勝利を引き寄せた2本の3ポイントシュート
開幕から6試合を終え、宇都宮ブレックスは5勝1敗と好調を維持している。そんなチームとは対照的に喜多川修平は一人、もがいていた。
喜多川はBリーグ2年目に3ポイントシュート王を獲得したリーグ屈指のシューターと言える。しかし、今シーズンは開幕から5試合で9本中1本のみの成功(11.1%)と、シュートタッチに苦しんでいた。
だが、千葉ジェッツとの第2戦でようやくその輝きを取り戻した。リードしながら突き放せずに膠着状態が続いた第3クォーター、LJ・ピークが足を負傷し交代を余儀なくされた。劣勢に立たされてもおかしくない状況だったが、ピークの代わりにコートに立った喜多川が大仕事をやってのけた。トランジションからアウトナンバーを作り出し、左コーナーで待ち受けた喜多川が3ポイントシュートを射抜く。さらにその1分後、ディフェンスを引きつけたテーブス海からのパスを受け、再び喜多川は3ポイントシュートを成功させ、63-42と試合を決定づけるような2発を見舞った。

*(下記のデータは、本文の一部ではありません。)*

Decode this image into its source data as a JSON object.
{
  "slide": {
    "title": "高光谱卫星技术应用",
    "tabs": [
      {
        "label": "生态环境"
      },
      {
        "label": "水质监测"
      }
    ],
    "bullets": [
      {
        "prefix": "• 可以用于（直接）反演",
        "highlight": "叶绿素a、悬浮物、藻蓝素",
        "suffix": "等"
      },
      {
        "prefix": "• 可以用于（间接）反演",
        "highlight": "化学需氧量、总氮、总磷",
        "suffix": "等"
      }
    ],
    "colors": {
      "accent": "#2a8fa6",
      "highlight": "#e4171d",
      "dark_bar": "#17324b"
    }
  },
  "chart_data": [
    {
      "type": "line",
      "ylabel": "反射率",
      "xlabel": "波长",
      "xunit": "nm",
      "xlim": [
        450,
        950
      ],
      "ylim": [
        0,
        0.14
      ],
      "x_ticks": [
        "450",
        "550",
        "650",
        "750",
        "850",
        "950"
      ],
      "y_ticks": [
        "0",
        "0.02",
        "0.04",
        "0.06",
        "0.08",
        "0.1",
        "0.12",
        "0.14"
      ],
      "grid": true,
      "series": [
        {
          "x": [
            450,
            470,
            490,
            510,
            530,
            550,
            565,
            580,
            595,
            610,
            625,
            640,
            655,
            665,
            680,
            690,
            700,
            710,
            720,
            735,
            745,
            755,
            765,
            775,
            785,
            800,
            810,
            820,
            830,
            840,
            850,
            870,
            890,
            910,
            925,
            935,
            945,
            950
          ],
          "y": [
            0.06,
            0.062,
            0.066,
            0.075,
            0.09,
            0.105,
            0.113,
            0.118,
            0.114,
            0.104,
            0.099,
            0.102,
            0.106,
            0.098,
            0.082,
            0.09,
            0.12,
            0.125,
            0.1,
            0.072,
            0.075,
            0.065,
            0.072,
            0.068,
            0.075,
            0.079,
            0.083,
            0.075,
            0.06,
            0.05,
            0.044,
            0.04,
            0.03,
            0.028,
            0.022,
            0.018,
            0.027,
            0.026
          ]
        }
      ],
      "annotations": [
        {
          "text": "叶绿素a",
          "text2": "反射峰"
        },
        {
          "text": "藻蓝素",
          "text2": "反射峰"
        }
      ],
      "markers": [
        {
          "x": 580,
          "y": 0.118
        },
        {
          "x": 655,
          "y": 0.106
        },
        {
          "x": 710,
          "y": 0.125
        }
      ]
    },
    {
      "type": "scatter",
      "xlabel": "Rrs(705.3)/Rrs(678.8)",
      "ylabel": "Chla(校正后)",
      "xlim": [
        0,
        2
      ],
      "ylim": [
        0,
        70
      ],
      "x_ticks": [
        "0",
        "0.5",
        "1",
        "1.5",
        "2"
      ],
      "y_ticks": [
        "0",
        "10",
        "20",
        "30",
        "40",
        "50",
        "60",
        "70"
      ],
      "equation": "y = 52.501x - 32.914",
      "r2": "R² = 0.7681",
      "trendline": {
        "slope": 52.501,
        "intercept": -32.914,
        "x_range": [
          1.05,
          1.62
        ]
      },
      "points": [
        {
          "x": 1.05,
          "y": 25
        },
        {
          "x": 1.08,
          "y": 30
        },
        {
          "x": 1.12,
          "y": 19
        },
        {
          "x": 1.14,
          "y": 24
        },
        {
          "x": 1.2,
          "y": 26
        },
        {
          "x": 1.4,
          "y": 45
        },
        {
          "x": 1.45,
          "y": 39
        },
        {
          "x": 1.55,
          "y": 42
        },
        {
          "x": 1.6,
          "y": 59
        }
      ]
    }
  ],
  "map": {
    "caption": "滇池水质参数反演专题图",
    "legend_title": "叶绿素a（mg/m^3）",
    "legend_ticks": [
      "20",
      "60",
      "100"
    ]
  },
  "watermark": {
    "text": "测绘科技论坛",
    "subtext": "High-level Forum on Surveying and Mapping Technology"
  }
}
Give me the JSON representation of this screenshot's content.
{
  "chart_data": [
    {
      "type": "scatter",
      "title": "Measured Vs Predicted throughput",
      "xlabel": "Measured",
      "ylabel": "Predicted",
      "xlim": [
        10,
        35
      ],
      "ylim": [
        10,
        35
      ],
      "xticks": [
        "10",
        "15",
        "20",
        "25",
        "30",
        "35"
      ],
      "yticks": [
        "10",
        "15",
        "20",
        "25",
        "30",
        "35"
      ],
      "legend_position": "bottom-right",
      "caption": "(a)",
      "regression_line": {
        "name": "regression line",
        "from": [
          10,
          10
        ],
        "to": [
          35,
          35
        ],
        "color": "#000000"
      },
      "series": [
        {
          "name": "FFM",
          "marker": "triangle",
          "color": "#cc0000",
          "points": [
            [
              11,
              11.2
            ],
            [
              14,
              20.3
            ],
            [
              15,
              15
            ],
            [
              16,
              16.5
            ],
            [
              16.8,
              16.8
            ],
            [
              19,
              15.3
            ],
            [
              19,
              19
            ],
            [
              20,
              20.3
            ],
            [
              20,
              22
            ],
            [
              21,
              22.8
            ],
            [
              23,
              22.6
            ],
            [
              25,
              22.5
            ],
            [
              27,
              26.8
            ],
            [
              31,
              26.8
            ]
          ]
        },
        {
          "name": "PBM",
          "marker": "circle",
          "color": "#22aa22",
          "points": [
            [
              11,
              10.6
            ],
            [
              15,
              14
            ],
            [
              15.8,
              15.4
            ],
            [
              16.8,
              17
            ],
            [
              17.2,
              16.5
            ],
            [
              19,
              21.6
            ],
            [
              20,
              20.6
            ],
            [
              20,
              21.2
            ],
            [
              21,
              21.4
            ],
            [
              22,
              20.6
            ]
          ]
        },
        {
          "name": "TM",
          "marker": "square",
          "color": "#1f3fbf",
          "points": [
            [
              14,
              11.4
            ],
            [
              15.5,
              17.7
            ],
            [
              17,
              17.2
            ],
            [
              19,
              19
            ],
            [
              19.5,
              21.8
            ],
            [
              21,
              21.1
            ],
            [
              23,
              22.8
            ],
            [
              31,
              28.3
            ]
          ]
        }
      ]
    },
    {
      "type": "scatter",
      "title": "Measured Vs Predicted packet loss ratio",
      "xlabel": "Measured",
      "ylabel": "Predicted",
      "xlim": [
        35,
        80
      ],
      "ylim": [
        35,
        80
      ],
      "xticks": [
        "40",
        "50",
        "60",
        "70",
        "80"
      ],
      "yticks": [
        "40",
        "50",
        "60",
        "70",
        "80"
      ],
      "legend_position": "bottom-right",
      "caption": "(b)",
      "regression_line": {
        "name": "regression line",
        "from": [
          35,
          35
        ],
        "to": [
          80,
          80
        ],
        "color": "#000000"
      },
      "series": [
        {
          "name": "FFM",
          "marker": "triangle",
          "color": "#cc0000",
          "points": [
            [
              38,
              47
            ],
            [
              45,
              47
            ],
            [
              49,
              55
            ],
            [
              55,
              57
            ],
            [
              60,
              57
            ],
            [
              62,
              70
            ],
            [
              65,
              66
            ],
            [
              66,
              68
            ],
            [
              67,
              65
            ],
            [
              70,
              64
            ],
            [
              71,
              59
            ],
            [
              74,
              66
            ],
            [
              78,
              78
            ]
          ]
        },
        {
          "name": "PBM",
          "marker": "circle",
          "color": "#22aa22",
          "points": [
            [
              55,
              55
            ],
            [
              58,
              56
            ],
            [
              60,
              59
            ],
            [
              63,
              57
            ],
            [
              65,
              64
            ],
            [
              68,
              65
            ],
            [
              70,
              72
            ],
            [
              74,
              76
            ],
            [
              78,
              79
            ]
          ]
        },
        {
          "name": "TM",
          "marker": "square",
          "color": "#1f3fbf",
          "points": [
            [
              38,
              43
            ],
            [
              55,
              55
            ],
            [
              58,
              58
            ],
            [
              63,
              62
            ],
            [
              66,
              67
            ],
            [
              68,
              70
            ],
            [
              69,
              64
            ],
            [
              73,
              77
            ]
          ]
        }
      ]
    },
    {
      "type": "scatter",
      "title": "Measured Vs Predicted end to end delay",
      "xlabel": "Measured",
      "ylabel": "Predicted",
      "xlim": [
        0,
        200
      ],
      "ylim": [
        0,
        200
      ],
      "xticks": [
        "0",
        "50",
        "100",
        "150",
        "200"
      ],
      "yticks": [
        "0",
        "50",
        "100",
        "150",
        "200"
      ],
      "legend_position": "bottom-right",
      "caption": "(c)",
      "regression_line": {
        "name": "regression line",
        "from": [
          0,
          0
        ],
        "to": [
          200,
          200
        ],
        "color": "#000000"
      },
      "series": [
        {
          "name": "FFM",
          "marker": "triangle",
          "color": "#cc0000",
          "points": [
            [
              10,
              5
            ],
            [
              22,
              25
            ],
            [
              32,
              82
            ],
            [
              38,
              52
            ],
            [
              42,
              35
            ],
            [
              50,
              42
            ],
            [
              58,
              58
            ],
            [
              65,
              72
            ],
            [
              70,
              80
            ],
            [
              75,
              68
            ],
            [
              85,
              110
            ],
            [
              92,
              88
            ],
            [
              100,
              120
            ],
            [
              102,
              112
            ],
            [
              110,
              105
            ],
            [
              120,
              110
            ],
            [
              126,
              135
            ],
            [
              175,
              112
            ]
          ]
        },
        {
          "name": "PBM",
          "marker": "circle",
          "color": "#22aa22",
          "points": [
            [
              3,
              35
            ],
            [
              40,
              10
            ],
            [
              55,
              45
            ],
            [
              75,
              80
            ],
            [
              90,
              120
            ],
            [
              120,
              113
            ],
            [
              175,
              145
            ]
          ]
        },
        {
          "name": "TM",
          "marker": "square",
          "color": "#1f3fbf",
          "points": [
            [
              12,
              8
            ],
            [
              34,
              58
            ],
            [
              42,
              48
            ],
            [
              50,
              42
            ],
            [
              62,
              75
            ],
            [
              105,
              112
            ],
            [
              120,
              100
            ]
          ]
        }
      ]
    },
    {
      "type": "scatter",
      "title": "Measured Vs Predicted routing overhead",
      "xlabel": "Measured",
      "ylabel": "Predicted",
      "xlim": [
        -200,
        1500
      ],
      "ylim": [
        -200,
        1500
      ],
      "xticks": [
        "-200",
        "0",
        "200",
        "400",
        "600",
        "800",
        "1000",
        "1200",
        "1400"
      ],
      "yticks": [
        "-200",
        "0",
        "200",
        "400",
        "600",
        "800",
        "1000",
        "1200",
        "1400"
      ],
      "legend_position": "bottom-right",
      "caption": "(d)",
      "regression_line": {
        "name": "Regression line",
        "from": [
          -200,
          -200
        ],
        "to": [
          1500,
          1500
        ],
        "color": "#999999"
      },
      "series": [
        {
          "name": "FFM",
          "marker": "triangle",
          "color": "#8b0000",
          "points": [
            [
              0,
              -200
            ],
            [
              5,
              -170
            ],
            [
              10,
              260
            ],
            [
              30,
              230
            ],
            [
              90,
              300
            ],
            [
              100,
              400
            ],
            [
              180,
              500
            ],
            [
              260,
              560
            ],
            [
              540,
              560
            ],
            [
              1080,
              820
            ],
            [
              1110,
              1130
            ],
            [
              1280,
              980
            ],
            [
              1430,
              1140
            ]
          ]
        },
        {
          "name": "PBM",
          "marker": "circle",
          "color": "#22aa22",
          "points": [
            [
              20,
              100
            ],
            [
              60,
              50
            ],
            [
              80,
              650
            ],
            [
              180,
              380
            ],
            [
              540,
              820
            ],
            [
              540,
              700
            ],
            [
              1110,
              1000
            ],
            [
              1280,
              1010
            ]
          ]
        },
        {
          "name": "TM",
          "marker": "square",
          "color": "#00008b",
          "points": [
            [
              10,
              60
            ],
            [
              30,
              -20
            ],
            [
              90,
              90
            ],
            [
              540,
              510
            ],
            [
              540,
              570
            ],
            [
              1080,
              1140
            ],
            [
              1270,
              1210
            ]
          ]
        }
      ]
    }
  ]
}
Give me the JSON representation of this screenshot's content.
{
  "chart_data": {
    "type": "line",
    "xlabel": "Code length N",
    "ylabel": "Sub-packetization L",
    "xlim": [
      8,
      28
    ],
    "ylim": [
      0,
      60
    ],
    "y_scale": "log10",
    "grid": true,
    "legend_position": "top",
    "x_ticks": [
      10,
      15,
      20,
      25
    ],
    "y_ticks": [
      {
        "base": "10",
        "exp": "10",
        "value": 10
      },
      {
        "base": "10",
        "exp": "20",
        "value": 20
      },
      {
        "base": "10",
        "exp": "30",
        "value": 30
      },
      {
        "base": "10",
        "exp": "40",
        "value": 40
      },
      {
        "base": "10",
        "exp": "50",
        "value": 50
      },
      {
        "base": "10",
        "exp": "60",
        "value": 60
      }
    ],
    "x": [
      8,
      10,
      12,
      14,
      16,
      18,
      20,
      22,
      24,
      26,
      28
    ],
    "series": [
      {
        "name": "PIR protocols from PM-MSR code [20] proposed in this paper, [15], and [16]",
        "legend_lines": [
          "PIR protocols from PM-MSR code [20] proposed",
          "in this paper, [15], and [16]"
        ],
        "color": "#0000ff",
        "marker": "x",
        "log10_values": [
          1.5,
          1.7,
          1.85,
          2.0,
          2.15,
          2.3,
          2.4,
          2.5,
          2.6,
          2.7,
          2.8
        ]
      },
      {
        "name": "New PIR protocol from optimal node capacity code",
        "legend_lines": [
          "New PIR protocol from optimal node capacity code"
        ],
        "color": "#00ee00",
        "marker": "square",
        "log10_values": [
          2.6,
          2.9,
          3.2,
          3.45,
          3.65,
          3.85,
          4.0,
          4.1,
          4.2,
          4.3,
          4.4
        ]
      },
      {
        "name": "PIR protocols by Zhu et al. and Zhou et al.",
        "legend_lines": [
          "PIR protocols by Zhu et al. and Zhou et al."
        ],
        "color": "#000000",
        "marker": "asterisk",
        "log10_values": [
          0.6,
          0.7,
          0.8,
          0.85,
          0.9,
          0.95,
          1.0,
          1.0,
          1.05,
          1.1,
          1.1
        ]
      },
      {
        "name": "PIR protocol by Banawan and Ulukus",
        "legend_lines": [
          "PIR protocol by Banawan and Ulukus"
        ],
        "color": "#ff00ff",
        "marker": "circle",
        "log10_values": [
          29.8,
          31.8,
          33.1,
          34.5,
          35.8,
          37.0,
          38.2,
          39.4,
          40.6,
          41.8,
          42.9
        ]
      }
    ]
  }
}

喜多川は試合のラストポゼッションでも3ポイントシュートをしっかりと沈めた。プレータイムは6分と決して長くはなかったが、3本すべての3ポイントシュートを成功させる『仕事人』と呼べるパフォーマンスを見せた。
「自分の中で開幕してから苦しい時間が続きましたが、ヘッドコーチからは自分の良いところを出して積極的に打って行けとずっと言われていました。チームメートも空いたらパスをくれますし、今日決めることができたのは自分にとってすごく大きかったです」
喜多川は今シーズンでキャリア13年目を迎えたベテラン。キャリア通算の3ポイントシュート成功率もほぼ40%と安定しているが、今シーズンは結果を残そうとの思いから、どこか自分のタイミングで打てていない様に見えた。喜多川もそれを認め、これまでの試合を振り返った。「結果を残さないといけないと先走ってしまって、出た時に慌ててしまったり、いつものリズムじゃないところで打っていた。それがディフェンスにも響いて、悪循環なところが多かった」
ようやく結果を残した喜多川は「今日で少し落ち着いたじゃないですけど、ここからもっとチームの力になっていければと思っています」と、スランプ脱出のきっかけを作り、清々しい表情で会場を後にした。